2. Dark energy. Like the CMB, most of us have heard about dark energy. Like when quarks were first theorized, I assumed that dark energy didn’t *really* exist, but was rather a fudge factor necessary to reconcile the observed motion of galaxies with our models of the universe. Disappointingly, the book doesn’t provide a lot of insight into what dark energy actually is, I think because we do not really understand it to that level yet beyond that it is roughly the opposite of gravity. One aspect of dark energy I learned in this book fascinates me: the amount of dark energy is proportional to the volume of space. For the first few billion years of the universe, gravity was the dominate force (at macro scales, at least), but there was an inflection point several billion years ago where, because of the expansion of the universe, dark energy became the dominant force (again, at a macro scale), causing stellar bodies to continue accelerating away from each other.

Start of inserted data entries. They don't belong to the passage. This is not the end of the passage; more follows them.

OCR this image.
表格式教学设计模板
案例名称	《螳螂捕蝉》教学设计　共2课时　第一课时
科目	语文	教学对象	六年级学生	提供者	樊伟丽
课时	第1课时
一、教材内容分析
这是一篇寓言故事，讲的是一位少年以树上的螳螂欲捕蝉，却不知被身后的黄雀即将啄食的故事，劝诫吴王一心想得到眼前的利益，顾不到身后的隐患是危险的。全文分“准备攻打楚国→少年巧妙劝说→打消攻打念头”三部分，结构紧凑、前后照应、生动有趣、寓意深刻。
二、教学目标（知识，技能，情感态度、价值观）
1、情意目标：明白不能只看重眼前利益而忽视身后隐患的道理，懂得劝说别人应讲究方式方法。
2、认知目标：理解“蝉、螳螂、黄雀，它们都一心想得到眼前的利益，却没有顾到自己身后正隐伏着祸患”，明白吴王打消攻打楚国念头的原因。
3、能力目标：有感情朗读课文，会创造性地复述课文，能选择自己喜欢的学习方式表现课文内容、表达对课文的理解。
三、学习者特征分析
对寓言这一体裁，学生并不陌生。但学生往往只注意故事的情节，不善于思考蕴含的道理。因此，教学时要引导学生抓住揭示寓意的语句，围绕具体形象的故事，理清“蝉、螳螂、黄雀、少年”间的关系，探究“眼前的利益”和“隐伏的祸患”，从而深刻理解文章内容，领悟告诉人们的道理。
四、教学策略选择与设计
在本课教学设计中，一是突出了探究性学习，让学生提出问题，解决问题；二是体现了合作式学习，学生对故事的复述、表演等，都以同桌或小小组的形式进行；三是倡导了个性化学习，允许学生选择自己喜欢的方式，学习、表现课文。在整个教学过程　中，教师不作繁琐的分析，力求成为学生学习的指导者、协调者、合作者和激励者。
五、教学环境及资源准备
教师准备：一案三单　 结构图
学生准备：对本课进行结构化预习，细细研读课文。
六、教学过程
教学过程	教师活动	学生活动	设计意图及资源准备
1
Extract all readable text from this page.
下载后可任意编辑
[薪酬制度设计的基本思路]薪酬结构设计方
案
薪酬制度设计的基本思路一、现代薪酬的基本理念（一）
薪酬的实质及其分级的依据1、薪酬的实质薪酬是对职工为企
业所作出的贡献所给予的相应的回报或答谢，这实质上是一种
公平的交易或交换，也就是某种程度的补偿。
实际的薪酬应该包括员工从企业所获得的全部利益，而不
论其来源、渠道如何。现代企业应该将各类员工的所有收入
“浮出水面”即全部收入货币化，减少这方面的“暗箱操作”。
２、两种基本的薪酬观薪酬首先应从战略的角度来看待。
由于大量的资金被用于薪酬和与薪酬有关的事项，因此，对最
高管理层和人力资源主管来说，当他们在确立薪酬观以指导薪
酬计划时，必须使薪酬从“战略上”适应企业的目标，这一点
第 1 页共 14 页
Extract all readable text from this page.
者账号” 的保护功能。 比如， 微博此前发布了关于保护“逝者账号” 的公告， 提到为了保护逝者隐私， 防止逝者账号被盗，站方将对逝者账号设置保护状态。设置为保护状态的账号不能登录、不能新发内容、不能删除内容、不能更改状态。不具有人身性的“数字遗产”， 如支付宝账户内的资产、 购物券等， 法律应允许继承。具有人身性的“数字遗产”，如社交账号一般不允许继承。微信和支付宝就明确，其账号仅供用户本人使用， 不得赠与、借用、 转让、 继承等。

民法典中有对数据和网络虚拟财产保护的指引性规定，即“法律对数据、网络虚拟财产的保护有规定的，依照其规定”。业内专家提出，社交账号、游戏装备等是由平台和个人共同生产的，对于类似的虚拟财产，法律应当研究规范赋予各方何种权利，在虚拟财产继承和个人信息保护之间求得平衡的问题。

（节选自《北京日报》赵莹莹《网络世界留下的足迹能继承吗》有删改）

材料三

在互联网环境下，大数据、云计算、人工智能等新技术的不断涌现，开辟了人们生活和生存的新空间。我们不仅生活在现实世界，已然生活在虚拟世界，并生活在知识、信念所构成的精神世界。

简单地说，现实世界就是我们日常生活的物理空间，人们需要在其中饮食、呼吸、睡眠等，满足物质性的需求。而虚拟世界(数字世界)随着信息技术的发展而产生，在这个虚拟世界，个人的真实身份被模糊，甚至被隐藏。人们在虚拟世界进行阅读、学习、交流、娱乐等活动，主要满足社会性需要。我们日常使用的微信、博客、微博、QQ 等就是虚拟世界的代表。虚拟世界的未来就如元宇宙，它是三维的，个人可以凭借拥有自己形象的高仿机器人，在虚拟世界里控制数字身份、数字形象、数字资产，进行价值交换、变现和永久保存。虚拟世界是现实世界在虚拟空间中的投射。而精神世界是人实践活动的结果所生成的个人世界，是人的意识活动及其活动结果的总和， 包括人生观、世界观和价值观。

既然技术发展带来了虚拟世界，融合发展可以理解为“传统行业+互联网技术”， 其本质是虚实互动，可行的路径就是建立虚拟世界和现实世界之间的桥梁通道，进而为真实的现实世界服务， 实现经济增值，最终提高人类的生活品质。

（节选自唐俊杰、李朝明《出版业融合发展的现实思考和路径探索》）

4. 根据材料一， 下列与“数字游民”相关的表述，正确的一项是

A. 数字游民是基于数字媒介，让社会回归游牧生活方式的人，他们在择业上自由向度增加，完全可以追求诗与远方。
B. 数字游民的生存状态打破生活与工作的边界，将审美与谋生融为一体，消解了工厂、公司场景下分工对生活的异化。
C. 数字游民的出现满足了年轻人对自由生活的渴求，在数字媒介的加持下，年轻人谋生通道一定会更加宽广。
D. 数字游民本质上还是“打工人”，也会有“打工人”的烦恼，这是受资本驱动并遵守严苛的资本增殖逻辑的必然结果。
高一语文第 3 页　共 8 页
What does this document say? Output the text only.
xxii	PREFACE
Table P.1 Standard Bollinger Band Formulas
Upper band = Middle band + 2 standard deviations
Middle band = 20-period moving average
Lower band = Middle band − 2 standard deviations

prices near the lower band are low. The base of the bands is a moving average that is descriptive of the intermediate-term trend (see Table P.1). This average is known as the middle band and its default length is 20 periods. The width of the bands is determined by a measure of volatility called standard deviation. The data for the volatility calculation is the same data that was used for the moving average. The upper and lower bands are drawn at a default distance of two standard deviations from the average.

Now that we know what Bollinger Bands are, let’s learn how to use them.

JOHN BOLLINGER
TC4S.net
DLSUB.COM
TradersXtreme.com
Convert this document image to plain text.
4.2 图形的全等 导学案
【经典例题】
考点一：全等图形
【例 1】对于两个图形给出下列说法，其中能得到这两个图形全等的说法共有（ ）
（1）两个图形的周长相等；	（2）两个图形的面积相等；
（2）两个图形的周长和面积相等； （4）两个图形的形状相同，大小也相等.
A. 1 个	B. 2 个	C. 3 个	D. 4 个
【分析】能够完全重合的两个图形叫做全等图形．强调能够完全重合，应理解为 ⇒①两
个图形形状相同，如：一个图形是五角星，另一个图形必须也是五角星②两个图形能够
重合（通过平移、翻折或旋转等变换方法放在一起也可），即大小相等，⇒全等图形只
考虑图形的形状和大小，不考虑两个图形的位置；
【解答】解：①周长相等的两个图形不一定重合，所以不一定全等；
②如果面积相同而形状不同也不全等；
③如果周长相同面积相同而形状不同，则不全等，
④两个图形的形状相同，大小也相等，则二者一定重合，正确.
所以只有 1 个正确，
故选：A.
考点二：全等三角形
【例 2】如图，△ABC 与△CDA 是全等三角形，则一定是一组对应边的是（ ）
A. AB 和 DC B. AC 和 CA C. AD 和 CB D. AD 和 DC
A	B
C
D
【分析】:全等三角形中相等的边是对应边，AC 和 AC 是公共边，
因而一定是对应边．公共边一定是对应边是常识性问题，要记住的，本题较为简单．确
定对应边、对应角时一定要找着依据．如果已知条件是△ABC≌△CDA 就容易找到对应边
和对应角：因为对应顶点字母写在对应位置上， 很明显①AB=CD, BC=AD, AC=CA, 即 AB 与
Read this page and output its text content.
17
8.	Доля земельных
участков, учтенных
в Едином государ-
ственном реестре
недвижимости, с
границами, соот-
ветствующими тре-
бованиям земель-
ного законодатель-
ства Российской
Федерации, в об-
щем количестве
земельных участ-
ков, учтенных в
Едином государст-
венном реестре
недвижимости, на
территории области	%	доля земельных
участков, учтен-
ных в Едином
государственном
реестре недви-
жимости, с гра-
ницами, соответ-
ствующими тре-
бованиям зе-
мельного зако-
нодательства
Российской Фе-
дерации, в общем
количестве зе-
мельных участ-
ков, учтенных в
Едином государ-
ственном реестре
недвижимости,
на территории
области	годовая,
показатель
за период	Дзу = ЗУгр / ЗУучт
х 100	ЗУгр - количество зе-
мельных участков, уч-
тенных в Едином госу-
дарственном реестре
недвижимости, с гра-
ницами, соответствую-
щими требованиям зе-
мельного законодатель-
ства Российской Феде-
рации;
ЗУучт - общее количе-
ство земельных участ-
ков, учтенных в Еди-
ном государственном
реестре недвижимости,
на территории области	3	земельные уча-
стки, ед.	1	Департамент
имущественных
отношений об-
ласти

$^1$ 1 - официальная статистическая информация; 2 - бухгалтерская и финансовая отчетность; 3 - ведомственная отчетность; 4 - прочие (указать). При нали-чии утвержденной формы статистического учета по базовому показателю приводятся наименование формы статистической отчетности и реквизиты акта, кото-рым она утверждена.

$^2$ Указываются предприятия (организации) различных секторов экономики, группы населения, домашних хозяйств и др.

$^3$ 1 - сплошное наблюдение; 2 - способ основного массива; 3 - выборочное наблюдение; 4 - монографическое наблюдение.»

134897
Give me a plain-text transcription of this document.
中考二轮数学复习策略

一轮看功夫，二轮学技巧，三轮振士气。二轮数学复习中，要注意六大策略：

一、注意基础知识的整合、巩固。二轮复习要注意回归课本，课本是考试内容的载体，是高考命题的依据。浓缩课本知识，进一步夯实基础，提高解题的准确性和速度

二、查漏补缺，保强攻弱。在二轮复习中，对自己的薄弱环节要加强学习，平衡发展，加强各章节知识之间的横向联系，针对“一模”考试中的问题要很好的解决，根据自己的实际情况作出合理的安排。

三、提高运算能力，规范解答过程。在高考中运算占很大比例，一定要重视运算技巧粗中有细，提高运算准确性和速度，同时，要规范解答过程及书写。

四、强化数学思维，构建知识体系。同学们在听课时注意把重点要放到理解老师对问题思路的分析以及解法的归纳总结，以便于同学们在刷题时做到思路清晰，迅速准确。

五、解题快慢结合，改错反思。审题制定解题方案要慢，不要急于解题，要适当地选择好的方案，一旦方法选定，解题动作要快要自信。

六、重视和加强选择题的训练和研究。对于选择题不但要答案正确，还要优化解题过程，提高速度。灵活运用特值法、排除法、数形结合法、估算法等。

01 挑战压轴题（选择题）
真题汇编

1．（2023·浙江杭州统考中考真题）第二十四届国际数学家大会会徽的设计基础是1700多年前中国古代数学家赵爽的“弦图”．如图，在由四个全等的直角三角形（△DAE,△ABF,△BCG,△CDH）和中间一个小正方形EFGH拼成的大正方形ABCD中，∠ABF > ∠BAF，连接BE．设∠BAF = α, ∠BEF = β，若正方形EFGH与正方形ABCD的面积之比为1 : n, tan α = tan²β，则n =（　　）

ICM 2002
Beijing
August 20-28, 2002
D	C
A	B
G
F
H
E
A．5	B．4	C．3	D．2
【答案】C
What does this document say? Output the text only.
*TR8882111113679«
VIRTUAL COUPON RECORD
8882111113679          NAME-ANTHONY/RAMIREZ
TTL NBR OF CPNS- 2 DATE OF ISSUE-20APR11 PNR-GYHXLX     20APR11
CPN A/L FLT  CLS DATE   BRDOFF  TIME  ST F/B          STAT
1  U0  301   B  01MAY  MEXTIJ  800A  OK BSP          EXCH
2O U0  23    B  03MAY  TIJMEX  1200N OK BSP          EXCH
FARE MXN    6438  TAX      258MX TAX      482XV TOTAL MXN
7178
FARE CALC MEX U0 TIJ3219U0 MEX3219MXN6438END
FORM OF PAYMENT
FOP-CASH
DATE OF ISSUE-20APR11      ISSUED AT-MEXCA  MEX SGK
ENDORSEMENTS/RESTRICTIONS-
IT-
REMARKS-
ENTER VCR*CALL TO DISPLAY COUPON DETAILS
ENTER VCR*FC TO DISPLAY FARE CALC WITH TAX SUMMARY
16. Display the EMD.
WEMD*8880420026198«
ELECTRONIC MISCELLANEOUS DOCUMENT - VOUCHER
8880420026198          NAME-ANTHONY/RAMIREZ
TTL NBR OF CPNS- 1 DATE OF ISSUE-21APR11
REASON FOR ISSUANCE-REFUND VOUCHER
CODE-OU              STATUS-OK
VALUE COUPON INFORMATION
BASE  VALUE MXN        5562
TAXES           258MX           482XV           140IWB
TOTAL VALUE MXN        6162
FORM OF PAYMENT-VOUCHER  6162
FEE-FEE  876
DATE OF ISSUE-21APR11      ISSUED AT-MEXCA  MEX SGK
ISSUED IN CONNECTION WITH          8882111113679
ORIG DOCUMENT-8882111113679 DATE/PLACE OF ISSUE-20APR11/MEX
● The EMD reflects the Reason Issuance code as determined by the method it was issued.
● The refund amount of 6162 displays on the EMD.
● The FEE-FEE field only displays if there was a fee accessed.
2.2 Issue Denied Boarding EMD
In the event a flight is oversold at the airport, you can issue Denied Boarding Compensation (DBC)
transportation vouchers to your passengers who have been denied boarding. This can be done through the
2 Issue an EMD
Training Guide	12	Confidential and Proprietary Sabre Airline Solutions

3. Matter and energy are not different things. As Einstien’s famous equation states, energy is equal to mass multiplied by the speed of light squared. Anyone who really takes a moment to ponder that equation should conclude that matter and energy are indeed not different things, but I never really understood why. The reason atoms have mass is that the subatomic particles that compose the protons and neutrons, called Fermions, themselves are close to mass-less, however are traveling at the speed of light, but bound up in a tight ball that we think of as protons and neutrons. Mass actually comes from the kinetic energy of the motion of these Fermions.
I found the book to be very informative and I’m glad I listened to it. I feel like I understand where we live a bit better now, even though there are still significant gaps in our understanding of the universe.